Cada día, poco antes de cruzar el semáforo que me lleva a la boca del metro, mientras este está aún en rojo, observo el vuelo de negros estorninos batir sobre mi cabeza sus alas. Ensimismada en el carbón de sus alas que cubren un cielo repleto de nubes. En ese momento, pienso en qué afortunados son de no perder el sentido de su vuelo en ningún momento, cuánta seguridad encierran en plumas tan ligeras, y la celeridad con la que el aliento de su sombra se desvanece entre las nubes.

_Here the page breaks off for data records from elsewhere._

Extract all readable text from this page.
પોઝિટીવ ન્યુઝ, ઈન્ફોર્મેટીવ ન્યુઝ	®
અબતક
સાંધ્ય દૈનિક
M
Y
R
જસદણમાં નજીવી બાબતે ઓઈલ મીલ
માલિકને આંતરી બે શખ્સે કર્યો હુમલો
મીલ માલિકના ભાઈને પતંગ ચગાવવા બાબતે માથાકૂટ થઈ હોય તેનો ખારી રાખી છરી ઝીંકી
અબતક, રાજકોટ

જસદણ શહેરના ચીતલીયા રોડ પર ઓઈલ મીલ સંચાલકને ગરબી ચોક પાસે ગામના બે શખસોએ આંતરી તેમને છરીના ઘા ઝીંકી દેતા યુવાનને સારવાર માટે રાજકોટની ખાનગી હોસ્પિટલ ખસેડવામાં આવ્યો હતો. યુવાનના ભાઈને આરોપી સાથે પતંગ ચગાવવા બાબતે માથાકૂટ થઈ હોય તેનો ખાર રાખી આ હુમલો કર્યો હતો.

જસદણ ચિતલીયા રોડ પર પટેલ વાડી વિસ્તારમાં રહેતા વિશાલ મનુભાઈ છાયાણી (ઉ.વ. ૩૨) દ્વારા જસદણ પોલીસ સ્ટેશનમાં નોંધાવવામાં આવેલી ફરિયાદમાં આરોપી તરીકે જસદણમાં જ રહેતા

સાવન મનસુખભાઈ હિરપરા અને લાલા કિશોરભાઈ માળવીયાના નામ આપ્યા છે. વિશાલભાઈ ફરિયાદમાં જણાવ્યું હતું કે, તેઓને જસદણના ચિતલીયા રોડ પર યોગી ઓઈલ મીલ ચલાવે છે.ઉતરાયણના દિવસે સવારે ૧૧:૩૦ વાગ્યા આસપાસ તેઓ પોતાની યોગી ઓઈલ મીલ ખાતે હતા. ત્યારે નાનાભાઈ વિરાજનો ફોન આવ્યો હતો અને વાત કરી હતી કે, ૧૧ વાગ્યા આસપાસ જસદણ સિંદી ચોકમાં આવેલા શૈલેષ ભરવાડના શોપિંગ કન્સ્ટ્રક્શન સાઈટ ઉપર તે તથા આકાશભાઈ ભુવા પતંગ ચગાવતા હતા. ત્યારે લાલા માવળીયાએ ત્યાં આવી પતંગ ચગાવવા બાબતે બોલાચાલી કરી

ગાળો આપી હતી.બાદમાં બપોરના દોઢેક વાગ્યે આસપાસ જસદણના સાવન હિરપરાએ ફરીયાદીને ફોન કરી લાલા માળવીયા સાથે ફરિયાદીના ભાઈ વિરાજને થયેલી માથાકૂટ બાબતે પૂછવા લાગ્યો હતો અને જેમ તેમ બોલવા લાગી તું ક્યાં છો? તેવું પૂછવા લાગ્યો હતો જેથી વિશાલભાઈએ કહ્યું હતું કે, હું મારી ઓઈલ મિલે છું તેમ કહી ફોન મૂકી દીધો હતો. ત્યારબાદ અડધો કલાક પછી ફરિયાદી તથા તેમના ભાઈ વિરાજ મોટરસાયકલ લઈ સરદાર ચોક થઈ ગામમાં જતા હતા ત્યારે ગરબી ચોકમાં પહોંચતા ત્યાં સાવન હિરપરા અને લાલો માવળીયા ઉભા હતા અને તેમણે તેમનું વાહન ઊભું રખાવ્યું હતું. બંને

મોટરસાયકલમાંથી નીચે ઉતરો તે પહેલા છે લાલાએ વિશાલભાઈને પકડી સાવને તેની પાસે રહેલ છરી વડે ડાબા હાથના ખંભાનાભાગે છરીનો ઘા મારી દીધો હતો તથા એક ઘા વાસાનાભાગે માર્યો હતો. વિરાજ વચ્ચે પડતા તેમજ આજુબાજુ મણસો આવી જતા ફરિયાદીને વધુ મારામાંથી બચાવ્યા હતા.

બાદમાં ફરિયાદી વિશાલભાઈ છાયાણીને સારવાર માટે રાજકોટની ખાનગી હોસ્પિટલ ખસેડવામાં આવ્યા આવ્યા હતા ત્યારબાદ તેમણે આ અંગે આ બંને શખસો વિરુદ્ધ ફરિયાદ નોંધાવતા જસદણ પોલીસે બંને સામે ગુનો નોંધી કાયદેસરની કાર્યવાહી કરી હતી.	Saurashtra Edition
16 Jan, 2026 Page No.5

Ajetreados, a veces en grupos o bien solitarios, parecen predecir con exactitud el rumbo de su próximo viaje. O si por alguna casualidad este vuelo es debido al mero y fortuito azar, benditos sean los azares que rigen sus vuelos, pues avanzan con pasos más firmes que los míos, y al menos ellos no se derriten a las pisadas de pies de pluma sobre el crisol del hielo.

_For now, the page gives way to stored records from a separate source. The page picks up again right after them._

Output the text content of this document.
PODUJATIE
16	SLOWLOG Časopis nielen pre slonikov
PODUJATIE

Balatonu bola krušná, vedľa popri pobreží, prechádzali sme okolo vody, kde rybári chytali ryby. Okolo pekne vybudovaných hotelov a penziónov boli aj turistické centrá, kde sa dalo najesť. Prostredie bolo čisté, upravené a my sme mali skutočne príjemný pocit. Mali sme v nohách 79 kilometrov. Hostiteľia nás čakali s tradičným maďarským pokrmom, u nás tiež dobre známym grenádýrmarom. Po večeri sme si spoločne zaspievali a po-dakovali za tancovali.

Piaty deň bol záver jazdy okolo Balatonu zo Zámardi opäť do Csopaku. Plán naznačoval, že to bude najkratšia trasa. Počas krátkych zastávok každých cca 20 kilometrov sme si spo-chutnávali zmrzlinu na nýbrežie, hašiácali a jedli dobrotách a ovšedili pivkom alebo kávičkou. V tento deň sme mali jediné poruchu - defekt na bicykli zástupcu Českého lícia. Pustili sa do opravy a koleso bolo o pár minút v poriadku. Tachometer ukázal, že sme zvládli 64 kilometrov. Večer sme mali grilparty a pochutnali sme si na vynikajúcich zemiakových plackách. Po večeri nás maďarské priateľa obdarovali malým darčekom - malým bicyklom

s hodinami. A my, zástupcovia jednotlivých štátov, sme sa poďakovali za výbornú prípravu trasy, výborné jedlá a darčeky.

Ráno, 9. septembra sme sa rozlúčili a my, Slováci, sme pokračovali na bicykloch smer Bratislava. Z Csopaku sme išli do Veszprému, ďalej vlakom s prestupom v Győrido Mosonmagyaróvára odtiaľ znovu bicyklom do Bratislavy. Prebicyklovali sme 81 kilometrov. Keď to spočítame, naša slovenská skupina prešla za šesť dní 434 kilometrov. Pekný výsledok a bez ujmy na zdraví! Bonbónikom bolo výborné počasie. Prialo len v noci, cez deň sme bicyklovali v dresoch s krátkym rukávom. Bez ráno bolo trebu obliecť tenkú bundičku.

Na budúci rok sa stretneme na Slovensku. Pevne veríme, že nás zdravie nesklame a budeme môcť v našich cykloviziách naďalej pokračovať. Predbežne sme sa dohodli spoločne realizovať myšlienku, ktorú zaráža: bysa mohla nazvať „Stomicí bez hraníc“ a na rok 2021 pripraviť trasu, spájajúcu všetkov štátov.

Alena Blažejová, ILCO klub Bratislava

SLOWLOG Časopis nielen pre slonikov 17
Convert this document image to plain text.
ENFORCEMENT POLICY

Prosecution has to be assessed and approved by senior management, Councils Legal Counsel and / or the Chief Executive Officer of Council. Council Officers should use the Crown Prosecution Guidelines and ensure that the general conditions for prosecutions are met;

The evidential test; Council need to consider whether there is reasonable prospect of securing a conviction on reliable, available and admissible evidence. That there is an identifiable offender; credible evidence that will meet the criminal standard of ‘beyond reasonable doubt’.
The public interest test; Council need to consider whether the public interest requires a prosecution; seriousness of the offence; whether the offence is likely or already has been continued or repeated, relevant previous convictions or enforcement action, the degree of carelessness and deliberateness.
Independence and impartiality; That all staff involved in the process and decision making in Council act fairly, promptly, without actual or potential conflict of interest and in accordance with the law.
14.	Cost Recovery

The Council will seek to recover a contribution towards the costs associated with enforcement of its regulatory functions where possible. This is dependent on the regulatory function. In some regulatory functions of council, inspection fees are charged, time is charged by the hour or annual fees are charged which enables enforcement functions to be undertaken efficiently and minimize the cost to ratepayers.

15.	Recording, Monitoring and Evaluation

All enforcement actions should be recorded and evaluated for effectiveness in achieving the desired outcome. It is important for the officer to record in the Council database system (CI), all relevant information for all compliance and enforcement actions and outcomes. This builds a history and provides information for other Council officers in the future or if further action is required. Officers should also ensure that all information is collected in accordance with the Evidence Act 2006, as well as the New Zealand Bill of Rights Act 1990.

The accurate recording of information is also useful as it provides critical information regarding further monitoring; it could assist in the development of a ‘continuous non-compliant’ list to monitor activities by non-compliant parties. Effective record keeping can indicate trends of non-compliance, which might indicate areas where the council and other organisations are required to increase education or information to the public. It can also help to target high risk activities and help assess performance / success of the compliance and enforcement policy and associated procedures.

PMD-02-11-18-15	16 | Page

Me da placer verlos, desde aquí abajo, contemplar durante apenas unos segundos el vuelo constante y sereno. Y por un momento, mi pensamiento se contagia de su vuelo y parece alcanzar su misma seguridad antientrópica, y durante un solo momento, intenta camuflarse entre ellos, y sólo un instante dura este dichoso sentimiento. Me da placer ver los estorninos, por si mi propio Estornino se contagiase por azar algún día del vuelo que rige sus alas.